文中の将来に関する事項は、当事業年度末現在において当社が判断したものであります。
① 事業環境
当社を取り巻く事業環境は、引き続き不安定な国際情勢や物価上昇による世界経済への影響、急激な為替変動など、依然として先行き不透明な状況で推移するものと予想されます。しかし、半導体市場におきましては、各国の半導体産業の国家戦略化や、通信・データセンターなどの社会インフラへの中長期的な需要拡大を背景として大手半導体製造会社による設備投資が進行しており、半導体製造用の各種素材についても今後緩やかな回復が見込まれております。当社は、引き続き半導体の微細化や高集積化に対応する新規材料の研究開発、製造技術開発、品質管理の高度化、生産性の向上に取り組むとともに、拡大する需要に対応する生産能力増強を着実に進め、高品質製品の安定供給に努めてまいります。
② 中期経営計画の概要
当社は、当社の企業価値および株主共同の利益の向上のため、5ヵ年の中期経営計画「Beyond500」を策定し、2023年3月期からスタートさせています。

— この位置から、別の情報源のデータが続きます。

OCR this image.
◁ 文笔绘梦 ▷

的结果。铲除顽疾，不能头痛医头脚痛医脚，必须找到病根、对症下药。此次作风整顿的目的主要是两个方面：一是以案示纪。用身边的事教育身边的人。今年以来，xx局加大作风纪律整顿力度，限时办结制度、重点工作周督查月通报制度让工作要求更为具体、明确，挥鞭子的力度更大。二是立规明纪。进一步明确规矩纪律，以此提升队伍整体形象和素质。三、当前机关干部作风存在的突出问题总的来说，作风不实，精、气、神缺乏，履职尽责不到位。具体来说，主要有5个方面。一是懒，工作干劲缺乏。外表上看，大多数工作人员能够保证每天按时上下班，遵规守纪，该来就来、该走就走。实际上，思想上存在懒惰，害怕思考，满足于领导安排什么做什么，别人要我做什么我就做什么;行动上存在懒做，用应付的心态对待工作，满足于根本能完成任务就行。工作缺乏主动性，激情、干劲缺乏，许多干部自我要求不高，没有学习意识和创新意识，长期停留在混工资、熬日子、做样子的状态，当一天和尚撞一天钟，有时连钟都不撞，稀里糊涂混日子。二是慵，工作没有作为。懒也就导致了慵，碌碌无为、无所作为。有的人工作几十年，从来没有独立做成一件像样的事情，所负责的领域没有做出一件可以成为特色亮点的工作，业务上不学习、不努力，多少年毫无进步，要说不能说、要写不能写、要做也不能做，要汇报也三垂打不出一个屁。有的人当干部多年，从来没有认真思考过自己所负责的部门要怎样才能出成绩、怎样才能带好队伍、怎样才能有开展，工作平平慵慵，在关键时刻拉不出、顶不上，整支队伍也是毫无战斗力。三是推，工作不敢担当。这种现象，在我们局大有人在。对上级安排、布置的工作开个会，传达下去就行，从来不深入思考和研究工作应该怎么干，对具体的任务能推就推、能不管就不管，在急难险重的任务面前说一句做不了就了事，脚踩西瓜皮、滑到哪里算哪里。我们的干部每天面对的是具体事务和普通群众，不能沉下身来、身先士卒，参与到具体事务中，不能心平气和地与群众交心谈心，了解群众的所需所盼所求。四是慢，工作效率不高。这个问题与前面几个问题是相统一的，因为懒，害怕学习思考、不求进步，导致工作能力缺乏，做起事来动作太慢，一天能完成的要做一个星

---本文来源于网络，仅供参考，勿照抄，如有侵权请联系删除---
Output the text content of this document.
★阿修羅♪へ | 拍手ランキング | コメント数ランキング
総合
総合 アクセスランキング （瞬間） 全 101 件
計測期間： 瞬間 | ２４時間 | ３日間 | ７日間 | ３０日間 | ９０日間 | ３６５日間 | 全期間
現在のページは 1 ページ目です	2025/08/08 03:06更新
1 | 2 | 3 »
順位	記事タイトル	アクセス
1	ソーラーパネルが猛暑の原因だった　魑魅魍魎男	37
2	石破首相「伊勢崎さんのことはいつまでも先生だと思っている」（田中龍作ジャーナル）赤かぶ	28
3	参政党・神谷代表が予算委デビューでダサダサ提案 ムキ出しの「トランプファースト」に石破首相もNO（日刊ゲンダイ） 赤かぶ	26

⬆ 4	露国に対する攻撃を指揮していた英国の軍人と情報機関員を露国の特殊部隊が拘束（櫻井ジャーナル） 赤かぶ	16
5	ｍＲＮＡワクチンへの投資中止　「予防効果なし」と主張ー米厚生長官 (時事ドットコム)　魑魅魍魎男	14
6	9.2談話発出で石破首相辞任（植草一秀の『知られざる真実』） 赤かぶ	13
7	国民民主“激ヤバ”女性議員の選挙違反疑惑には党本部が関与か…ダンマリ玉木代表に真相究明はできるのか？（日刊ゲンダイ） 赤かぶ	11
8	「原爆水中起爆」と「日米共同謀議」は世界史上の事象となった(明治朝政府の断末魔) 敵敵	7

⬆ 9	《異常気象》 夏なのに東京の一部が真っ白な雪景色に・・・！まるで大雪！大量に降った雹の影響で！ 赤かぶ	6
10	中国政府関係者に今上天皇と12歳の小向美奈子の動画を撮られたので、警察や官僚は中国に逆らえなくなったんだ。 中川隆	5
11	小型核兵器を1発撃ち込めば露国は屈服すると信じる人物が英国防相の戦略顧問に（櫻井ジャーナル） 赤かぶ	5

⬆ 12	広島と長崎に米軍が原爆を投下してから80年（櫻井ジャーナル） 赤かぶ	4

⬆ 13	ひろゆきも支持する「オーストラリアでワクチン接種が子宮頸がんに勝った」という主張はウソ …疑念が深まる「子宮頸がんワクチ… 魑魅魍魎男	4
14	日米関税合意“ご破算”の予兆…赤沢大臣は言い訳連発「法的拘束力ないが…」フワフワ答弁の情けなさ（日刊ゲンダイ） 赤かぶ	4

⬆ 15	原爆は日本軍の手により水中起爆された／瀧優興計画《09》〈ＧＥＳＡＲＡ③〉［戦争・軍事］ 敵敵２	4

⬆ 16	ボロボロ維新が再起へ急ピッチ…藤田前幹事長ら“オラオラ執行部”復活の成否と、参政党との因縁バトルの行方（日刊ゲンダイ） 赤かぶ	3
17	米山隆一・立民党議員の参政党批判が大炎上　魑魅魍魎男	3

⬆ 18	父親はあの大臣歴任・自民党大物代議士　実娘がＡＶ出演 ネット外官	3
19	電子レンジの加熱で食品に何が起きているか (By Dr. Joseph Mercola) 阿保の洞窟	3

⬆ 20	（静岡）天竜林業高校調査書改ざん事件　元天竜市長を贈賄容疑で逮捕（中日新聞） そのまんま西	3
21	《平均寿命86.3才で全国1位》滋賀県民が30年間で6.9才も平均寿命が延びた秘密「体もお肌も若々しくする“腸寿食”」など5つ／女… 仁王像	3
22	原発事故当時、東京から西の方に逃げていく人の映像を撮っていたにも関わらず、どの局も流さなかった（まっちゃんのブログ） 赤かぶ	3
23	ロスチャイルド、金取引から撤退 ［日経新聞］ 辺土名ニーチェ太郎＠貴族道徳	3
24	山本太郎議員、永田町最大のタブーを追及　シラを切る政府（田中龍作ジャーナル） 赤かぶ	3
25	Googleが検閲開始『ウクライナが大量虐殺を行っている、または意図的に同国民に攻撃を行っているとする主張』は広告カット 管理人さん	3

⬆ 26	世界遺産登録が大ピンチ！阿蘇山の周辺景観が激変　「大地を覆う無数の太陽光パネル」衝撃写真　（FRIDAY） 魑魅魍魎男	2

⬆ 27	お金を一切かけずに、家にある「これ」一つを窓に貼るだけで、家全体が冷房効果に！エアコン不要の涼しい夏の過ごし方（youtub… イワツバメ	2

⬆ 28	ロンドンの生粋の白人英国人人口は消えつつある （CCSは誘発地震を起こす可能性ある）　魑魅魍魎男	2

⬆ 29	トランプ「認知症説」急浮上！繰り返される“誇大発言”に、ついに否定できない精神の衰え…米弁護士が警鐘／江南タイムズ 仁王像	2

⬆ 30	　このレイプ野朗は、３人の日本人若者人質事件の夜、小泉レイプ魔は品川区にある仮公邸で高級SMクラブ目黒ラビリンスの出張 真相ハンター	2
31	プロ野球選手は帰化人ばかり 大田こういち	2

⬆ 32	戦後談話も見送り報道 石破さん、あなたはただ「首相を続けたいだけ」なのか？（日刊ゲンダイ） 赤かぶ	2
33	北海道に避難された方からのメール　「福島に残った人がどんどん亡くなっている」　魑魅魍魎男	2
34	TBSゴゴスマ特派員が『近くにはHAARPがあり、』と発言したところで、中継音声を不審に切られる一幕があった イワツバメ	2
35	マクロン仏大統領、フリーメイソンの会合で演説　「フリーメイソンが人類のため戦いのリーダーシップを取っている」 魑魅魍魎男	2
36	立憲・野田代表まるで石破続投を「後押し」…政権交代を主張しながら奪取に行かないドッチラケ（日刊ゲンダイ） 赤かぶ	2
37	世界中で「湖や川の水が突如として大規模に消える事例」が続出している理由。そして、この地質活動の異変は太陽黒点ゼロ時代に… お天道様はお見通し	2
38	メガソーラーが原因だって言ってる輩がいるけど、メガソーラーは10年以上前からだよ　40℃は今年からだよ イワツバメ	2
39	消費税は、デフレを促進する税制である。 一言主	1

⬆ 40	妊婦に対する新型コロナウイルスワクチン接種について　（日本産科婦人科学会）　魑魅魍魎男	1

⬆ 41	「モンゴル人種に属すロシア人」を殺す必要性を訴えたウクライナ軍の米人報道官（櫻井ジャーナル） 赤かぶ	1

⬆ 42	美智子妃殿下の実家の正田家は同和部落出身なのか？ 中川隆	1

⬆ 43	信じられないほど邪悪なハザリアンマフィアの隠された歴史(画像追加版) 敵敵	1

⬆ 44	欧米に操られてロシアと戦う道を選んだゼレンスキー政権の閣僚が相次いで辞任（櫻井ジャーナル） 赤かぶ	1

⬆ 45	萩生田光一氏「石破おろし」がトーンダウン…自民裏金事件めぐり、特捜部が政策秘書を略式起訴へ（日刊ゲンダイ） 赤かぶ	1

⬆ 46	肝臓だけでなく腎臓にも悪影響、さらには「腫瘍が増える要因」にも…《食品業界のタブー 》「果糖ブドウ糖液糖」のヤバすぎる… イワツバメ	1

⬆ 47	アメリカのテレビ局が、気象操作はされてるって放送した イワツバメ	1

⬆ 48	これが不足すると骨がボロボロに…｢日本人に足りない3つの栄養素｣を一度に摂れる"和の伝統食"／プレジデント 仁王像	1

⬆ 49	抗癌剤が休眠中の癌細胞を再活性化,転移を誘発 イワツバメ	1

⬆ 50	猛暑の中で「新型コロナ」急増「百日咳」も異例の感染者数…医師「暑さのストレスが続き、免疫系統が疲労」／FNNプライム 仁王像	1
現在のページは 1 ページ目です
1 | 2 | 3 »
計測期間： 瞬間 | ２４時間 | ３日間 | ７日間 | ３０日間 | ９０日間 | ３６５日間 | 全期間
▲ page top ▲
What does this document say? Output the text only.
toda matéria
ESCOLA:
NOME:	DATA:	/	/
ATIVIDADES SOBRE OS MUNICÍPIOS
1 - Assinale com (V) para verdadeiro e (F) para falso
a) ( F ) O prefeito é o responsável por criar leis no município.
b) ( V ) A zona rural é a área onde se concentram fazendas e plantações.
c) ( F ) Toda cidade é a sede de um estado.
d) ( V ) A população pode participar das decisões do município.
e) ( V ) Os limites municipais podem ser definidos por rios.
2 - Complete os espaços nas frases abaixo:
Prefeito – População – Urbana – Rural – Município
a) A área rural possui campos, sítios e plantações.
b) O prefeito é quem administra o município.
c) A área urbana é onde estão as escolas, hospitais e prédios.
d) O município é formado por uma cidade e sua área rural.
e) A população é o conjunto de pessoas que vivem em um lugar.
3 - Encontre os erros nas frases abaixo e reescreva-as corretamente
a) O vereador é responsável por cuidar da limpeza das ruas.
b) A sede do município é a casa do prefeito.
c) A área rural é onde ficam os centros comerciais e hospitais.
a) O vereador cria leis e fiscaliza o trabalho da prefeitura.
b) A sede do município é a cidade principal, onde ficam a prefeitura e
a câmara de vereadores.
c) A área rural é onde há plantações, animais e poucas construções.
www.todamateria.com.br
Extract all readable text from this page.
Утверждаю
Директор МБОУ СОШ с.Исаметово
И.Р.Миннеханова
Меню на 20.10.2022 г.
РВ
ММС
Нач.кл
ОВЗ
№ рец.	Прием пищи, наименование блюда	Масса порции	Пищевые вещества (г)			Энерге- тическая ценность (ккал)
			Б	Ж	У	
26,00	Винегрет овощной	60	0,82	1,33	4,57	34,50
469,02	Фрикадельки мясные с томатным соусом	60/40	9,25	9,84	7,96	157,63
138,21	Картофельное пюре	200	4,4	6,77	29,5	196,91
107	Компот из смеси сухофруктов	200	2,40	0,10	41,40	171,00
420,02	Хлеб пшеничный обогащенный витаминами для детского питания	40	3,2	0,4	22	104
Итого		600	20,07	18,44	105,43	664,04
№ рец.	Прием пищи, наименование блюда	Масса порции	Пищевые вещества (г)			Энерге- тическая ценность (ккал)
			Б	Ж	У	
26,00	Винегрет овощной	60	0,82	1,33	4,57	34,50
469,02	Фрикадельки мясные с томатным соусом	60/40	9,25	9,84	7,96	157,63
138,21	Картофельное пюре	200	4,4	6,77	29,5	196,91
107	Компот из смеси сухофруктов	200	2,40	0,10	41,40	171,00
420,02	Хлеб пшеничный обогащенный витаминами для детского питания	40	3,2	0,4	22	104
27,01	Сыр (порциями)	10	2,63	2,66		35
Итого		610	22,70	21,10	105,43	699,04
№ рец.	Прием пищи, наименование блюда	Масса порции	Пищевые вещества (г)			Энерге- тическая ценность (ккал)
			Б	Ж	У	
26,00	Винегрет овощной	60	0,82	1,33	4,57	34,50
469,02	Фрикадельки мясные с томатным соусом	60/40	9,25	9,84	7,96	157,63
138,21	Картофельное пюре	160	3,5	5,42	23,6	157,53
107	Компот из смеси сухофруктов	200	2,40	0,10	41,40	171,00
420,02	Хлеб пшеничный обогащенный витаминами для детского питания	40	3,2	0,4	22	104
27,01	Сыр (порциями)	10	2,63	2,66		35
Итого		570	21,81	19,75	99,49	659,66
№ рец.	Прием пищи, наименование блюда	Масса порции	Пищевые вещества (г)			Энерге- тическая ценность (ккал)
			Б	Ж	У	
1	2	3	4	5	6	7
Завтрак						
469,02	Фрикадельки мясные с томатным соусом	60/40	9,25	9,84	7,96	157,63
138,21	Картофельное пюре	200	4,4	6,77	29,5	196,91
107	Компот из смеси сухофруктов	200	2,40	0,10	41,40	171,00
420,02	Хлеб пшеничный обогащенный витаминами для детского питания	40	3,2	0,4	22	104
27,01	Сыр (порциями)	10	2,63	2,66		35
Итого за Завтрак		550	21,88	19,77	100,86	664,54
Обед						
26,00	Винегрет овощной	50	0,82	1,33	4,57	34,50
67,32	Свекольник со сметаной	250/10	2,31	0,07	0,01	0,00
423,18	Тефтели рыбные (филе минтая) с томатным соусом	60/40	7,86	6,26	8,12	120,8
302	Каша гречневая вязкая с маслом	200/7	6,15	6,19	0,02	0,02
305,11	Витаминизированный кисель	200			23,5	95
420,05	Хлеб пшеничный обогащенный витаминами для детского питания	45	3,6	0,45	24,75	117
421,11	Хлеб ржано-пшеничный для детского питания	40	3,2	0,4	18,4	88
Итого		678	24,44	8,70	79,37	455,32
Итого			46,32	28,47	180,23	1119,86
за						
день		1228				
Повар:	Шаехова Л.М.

当計画では、「今後、さらなる需要拡大が見込まれる電子材料分野において、当社の長年培ってきた高純度合成、精製技術にさらに磨きをかけ、顧客品質を満たす安定供給体制を強化し、人・組織・事業の成長を果たし、世界No.1ダントツ企業として持続可能な脱炭素社会の実現に貢献する」コンセプトのもと、「顧客課題、技術課題一つ一つを真摯に捉え、独創的な視点で解決し、世界No.1ダントツの超高品質と生産性向上の両立により、未来を創る」というビジョンを掲げ、最終年度の数値目標である売上高500億円以上、営業利益80億円以上、営業利益率16%以上の実現に向けて取り組んでまいります。なお、上記の将来に関する事項は、当事業年度末現在において当社が判断したものであり、将来の業績を保証するものではありません。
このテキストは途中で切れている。